Formula One World championship leader Nico Rosberg and his Mercedes teammate Lewis Hamilton collided and retired in a sensational crash on the opening lap at Sunday's Spanish Grand Prix.
The two were scrapping for the lead and came together in a fashion that wrecked Mercedes' hopes of another one-two triumph and revived the bitter memories of their collision in the 2014 Belgian Grand Prix.
"We have spoken to both drivers and it is not a clear cut decision - we have lost 43 points after lots of effort by the team in the last few difficult weeks," said a strained Toto Wolff, the team chief.
Non-executive director Niki Lauda said: "It is stupid. We could have won this race Lewis was too aggressive.
"I need to talk to them myself, listen to the explanations, and then we will see."
Wolff said Lauda's comments were the instant emotional reaction of a former driver.
"We have to see all the data and take a considered view," he said.
Defending three-time champion Hamilton took the lead from pole position, but was passed at Turn One by the German, who took the initiative with a sweeping pass round the outside.
Briton Hamilton then gained speed on his run from Turn Three and attempted to pass inside Rosberg at Turn Four where, in defence of his position, the German driver 'closed the door' and forced his teammate onto the grass.

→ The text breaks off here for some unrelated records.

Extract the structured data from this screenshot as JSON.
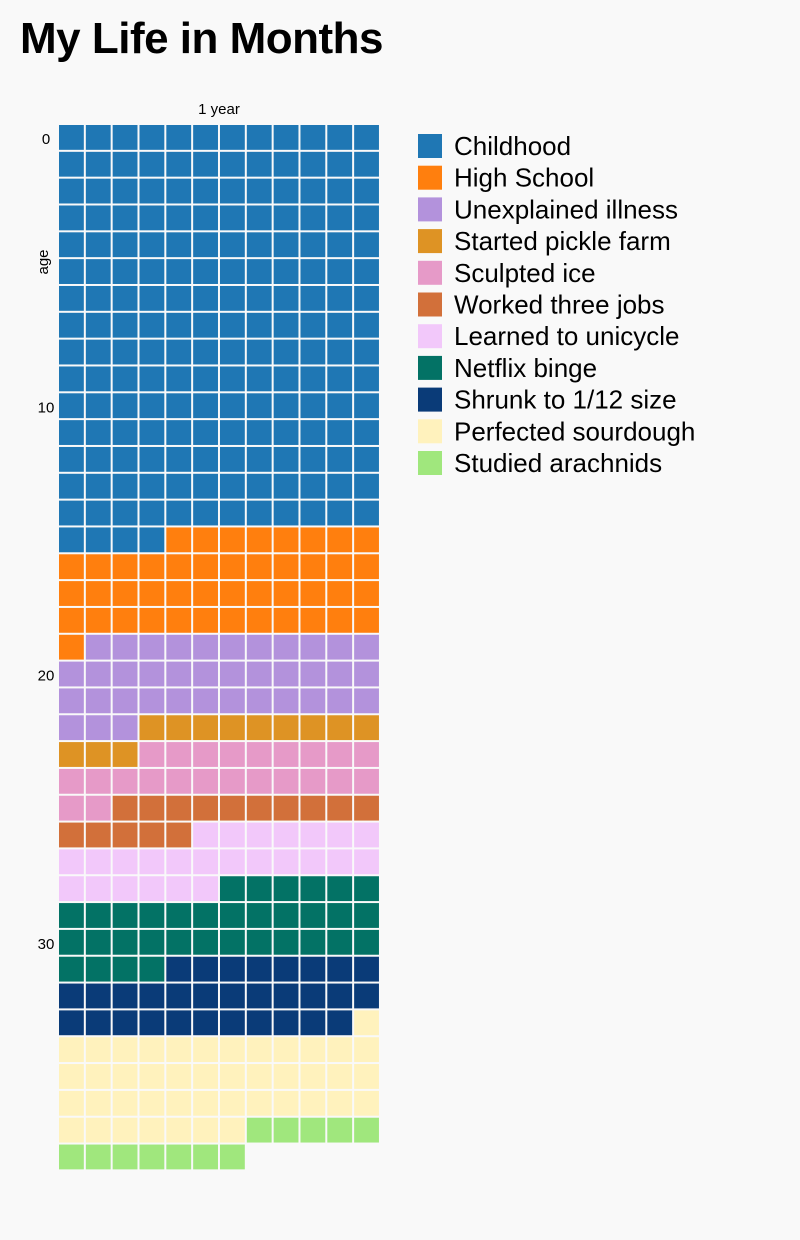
{
  "page": {
    "title": "My Life in Months"
  },
  "chart_data": {
    "type": "waffle",
    "title": "My Life in Months",
    "unit": "month",
    "columns": 12,
    "xlabel": "1 year",
    "ylabel": "age",
    "y_ticks": [
      {
        "value": 0,
        "label": "0"
      },
      {
        "value": 10,
        "label": "10"
      },
      {
        "value": 20,
        "label": "20"
      },
      {
        "value": 30,
        "label": "30"
      }
    ],
    "legend_position": "right",
    "series": [
      {
        "name": "Childhood",
        "months": 184,
        "color": "#1f77b4"
      },
      {
        "name": "High School",
        "months": 45,
        "color": "#ff7f0e"
      },
      {
        "name": "Unexplained illness",
        "months": 38,
        "color": "#b392dc"
      },
      {
        "name": "Started pickle farm",
        "months": 12,
        "color": "#de9324"
      },
      {
        "name": "Sculpted ice",
        "months": 23,
        "color": "#e69ac8"
      },
      {
        "name": "Worked three jobs",
        "months": 15,
        "color": "#d2703a"
      },
      {
        "name": "Learned to unicycle",
        "months": 25,
        "color": "#f2c8fa"
      },
      {
        "name": "Netflix binge",
        "months": 34,
        "color": "#037265"
      },
      {
        "name": "Shrunk to 1/12 size",
        "months": 31,
        "color": "#0a3b78"
      },
      {
        "name": "Perfected sourdough",
        "months": 44,
        "color": "#fff2bd"
      },
      {
        "name": "Studied arachnids",
        "months": 12,
        "color": "#a0e77d"
      }
    ]
  }
}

Hamilton then lost control and went into a spin and as his car slewed back across the circuit he clipped Rosberg, taking the pair of them off into a gravel trap less than 30 seconds into the race.
A furious Hamilton hurled his steering wheel out of his car after he came to rest and then slumped with his helmeted head in his hands.
Both men were unhurt and climbed from their cars to learn quickly that the stewards would investigate the accident after the race.
A Safety Car was deployed immediately and the field ran behind it for three laps before racing resumed, with Daniel Ricciardo of Red Bull in the lead ahead of his teammate Dutch teenager Max Verstappen.
As the two Mercedes drivers were taken back by scooters, their collision divided opinion in the paddock where emotions ran high in the Mercedes garage.
Hamilton was distraught in the knowledge that he had thrown away a chance of claiming his first victory in eight races since he won his third title in Texas last year.
In that period, Rosberg has won all seven races and taken a dominant lead in this year's championship while Hamilton, having suffered a series of misfortunes including two other first lap collisions and two engine failures.
The accident was witnessed by several of the Mercedes board's senior directors, who had flown in for the race.
It ended Rosberg's run of four wins this season and seven in all, dating back to last year, but did nothing for Hamilton's effort to close the 43-points lead that the German retained ahead of him.
It also revived memories of their acrimonious scraps in the last two years during which Hamilton has won two world titles and previous opening lap collisions involving championship contenders and team-mates Alain Prost and Ayrton Senna of McLaren-Honda in the past.
Both men returned to the paddock with their helmets on and refused to speak to reporters.